We call it a middleware stack because each part will call the next part in sequence. Or it might not. In fact there are two types of middlewares. Those that modify the request or response and call the next step in the chain, and those that short circuit the stack and return their own response without ever calling anything further down the stack.
The simplest way to build your middleware stack is to add middlewares to your WebServer.
For example, suppose we'd like to enhance performance of our application by adding caching and compression:
WebServer server = WebServer.create();
server.add(new ContentLengthHeader())
.add(new ConditionalGet())
.add(new ETag())
.add(new Compressor())
.route(new Routes() {{
// ...
}});
Here's what a more complete, real-life middleware stack might look like:
server.failureReporter(failureReporter)
.add(new ServerHeader("Simple/6.0.1"))
.add(new DateHeader())
.add(new ApacheCommonLogger(logger))
// a custom middleware to redirect non secure requests to HTTPS
.add(new ForceSSL())
.add(new ContentLengthHeader())
.mount("/api", new MiddlewareStack() {{
use(new Failsafe());
use(new FailureMonitor(failureReporter));
use(new ConnectionScope(database));
// runs the api application
run(api());
}})
.add(new ConditionalGet())
.add(new ETag())
.add(new Compressor().compressibleTypes(CSS, HTML))
// configures the StaticAssets middleware
.add(staticAssets())
.add(new HttpMethodOverride())
.add(new Cookies())
// a custom middleware to redirect based on the preferred user locale
.add(selectLocale())
// a custom middleware to display static pages if case of errors
.add(new PublicExceptions())
.add(new Failsafe())
.add(new FailureMonitor(failureReporter))
.add(new ConnectionScope(dataSource))
.add(new CookieSessionTracker(CookieSessionStore.secure("secret")))
.add(new Flash())
// starts the main application
.start(webapp());
For more on using middlewares, take a look at the various code examples (see above), including the sample application.
The javadoc of the WebServer
class is another good source of information.

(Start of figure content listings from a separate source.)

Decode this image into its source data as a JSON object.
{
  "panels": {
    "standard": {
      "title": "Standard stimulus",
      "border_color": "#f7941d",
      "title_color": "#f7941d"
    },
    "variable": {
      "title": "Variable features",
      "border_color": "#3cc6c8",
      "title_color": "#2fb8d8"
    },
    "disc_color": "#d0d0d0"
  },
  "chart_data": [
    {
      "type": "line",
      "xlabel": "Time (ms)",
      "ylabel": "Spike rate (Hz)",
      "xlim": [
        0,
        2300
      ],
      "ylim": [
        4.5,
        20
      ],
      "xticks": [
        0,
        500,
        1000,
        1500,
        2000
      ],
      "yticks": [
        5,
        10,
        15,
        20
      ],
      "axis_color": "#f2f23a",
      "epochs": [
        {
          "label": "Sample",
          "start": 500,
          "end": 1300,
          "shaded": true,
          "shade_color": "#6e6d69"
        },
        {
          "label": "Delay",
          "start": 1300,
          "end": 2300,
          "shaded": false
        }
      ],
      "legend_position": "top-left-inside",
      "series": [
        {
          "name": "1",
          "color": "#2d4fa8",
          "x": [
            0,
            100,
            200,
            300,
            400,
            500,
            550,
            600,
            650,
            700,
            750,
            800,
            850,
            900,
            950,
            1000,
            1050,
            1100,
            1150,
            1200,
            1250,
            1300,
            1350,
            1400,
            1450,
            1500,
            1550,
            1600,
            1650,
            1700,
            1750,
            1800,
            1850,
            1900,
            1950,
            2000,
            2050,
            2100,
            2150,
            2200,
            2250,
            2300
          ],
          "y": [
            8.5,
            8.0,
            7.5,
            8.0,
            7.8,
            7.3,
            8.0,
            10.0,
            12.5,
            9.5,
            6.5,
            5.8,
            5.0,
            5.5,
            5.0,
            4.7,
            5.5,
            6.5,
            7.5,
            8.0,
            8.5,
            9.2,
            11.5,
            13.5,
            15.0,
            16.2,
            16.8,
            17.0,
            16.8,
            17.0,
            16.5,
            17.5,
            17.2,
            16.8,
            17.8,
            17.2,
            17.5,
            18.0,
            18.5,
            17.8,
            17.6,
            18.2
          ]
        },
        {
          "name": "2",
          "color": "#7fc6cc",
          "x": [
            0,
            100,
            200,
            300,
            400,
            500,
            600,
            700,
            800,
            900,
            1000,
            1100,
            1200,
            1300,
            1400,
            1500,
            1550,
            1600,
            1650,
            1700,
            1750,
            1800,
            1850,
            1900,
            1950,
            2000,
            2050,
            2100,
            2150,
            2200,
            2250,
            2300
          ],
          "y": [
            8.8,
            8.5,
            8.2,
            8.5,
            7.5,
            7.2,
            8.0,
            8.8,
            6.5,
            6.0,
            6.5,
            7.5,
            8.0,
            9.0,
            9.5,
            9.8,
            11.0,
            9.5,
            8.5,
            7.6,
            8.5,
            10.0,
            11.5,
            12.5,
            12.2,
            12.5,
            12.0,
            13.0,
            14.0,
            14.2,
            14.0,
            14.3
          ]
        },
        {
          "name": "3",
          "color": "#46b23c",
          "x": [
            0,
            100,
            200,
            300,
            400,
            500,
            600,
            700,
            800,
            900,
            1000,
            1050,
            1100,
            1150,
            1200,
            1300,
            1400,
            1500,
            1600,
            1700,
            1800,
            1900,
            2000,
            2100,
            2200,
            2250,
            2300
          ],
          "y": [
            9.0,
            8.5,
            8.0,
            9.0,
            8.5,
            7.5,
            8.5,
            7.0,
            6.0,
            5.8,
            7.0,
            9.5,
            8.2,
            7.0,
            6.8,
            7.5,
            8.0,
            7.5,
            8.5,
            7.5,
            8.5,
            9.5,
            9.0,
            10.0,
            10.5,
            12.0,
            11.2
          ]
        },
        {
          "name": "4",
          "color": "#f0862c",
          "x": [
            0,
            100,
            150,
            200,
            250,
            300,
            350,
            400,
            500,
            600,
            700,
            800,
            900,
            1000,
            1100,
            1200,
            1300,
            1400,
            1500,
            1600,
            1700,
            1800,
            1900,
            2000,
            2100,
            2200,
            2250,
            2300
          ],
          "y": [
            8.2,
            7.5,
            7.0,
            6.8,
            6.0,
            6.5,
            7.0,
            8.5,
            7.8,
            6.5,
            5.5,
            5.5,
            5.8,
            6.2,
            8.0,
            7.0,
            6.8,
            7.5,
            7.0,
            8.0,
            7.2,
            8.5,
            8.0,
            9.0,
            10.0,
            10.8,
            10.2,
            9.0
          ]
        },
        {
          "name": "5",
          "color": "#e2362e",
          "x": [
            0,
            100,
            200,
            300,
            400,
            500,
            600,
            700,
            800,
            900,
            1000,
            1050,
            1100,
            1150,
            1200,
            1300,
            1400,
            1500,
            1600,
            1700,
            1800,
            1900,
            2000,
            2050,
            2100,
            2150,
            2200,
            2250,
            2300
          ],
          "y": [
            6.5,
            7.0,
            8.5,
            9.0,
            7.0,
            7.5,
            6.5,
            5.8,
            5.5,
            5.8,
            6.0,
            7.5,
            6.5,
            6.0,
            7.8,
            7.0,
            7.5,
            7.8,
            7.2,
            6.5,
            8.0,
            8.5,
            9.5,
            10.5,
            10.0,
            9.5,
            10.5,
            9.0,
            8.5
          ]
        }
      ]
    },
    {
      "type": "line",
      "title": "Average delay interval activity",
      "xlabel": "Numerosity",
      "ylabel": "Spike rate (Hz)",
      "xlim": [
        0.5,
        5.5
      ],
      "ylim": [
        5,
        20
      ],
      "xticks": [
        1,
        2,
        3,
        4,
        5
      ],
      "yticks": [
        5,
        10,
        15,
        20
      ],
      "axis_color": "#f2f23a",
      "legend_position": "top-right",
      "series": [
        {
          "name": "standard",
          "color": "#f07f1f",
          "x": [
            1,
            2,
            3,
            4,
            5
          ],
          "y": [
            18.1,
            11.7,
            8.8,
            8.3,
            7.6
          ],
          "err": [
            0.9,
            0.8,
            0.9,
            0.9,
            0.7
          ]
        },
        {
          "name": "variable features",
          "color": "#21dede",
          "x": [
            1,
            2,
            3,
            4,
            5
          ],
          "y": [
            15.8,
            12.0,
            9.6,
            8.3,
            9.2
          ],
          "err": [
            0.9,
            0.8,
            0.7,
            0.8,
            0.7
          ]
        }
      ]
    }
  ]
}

Molecule comes with a bunch of handy middlewares that you can use to build your processing pipeline:
- Router (See Routing)
- Static Assets
- File Server
- Apache Common Logger
- Apache Combined Logger
- Cookies (See Cookies)
- Locale Negotiation
- Compressor
- ETag
- Conditional Get
- Connection Scope
- Server Header
- Date Header
- Content-Length Header
- Filter Map
- URL Map
- Cookie Session Tracker
- Failsafe
- Failure Monitor
- Not Found
- Http Method Override
- Layout
- Flash
If you want the latest development version, grab the latest snapshot from Sonatype snapshots repositories:
<dependency>
<groupId>com.vtence.molecule</groupId>
<artifactId>molecule</artifactId>
<version>0.15.0-SNAPSHOT</version>
</dependency>
New snapshots are pushed to Sonatype on every commit. So you'll always be running the head version.